Lillian Hartwell Lockheart
Romance Bestselling Author
They call me Lilly, though on the covers of my books, you’ll find the full name: Lillian Hartwell Lockheart. It’s a mouthful, I know, but somehow it feels like a promise, a whisper of the stories I carry within me.
I was born in Miami, in the kind of neighborhood where music floated on the breeze and people argued and laughed in a swirl of languages. My childhood smelled like sea salt, mangoes, and café con leche. The city wasn’t just my home, it was my first love story.

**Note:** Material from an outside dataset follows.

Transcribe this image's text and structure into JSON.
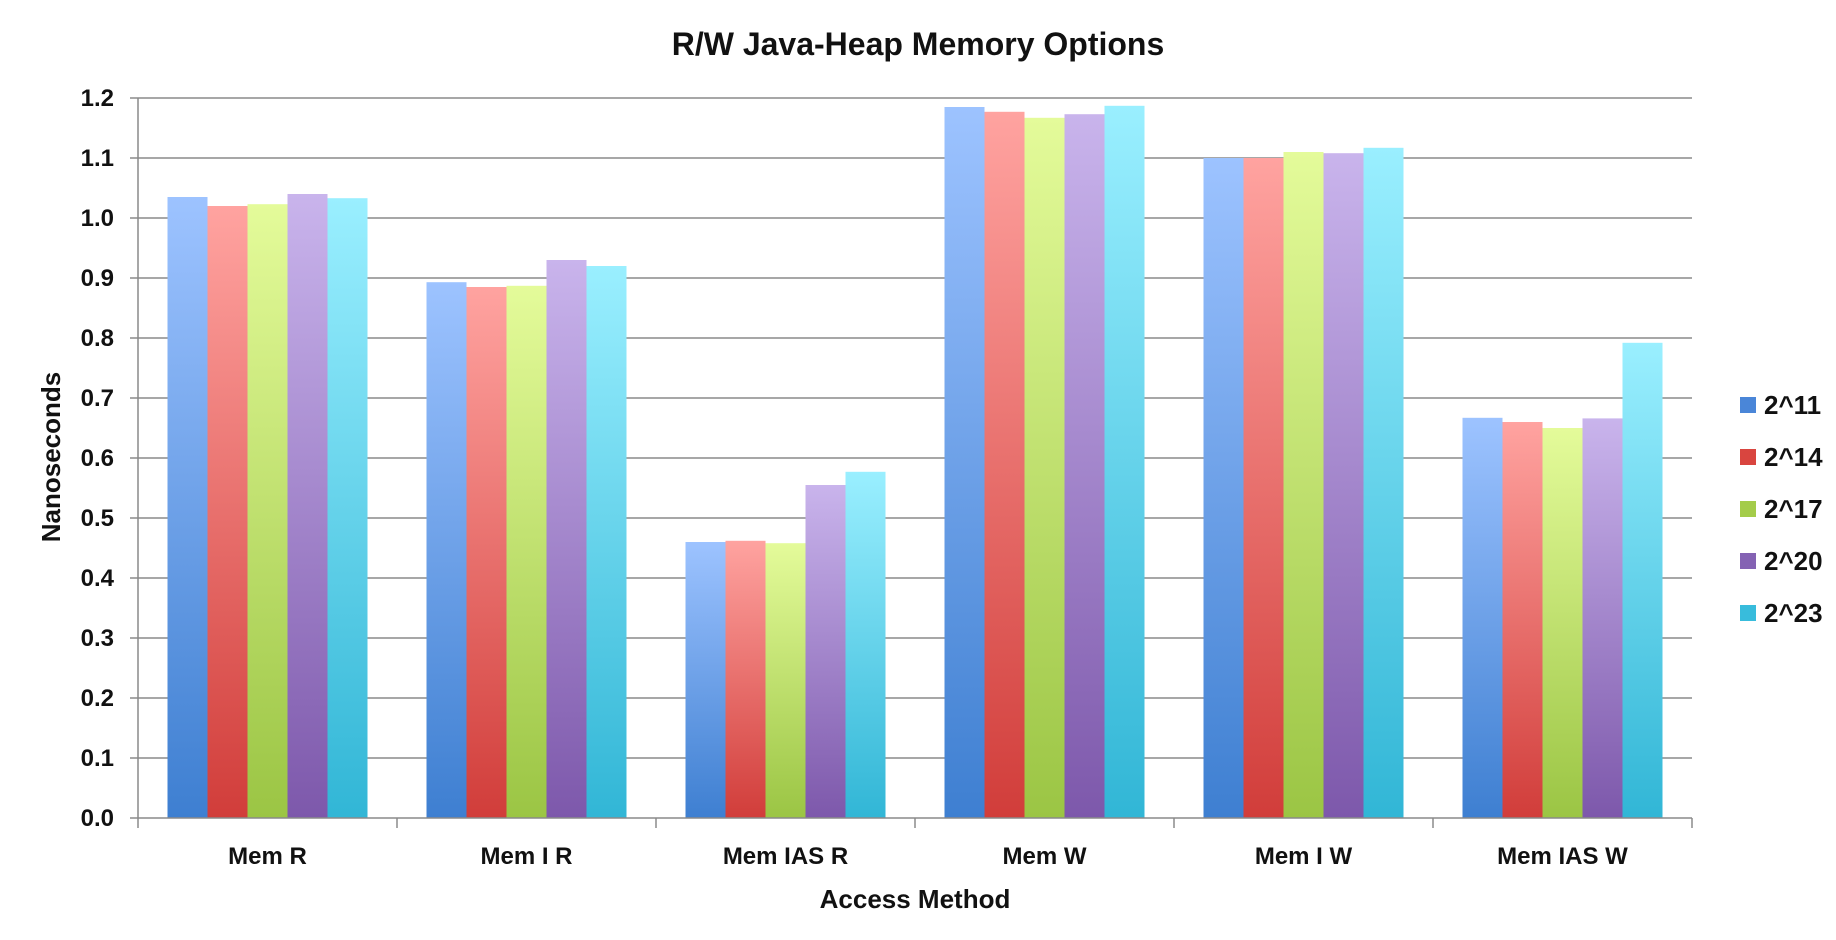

Even as a little girl, I was always watching. Not in a creepy way, but with the wide, quiet eyes of someone who felt everything. I kept notebooks under my bed, cheap, spiral-bound things with glittery covers, filled with the things I saw, the woman at the bus stop with tears on her cheeks and lipstick too perfect to match her sadness. The old man who brought a wilted rose to the same park bench every Sunday. The kids who kissed behind the library when they thought no one was watching.
I wrote it all down. Their joy. Their longing. Their heartbreak. Sometimes I gave their stories happier endings. Sometimes I let them stay raw.
My parents—God, they loved me so fiercely. My mom said I had a poet’s soul, and my dad swore I came into this world already dreaming. They never told me to be quiet when I scribbled all night or when I asked questions that were too big for my age. They nurtured me like a seedling, never trying to force me into the shape they wanted, but letting me stretch toward the sun on my own.
As I grew older, love became more than something I observed, it became something I lived. My first kiss beneath a banyan tree in Coconut Grove. My first heartbreak, so sharp it left me breathless. And then, the slow, aching realization that love isn’t always soft, it can be wild, unkind, strange, or even fated. That realization made its way into my stories.
Eventually, Miami gave me roots strong enough to let me fly. I began to travel, not just as a tourist, but as a listener, a feeler, a collector of stories. In Marrakesh, I met a woman who wrote poetry in henna on her palms. In Kyoto, I watched lovers meet in silence, their hands brushing like wind through silk. In Dublin, I drank too much whiskey and cried with strangers who had heartbreaks that echoed my own.
Every place gave me a new color for my palette. Every person, a new chord in the symphony of emotion that is love.
And somewhere along the way, writing became more than my passion, it became my devotion. To love. To art. To connection.
Now, when I sit down to write, I don’t just tell stories. I unearth them, from the corners of the world, from the edges of memory, from the dusty journals I’ve carried since I was ten.
So yes, I’m Lillian Hartwell Lockheart. But to those who know me, I’m Lilly, the girl from Miami who once watched the world through a cracked notebook cover, and now writes stories that make people believe in love, in all its twisted, tender, fate-kissed forms.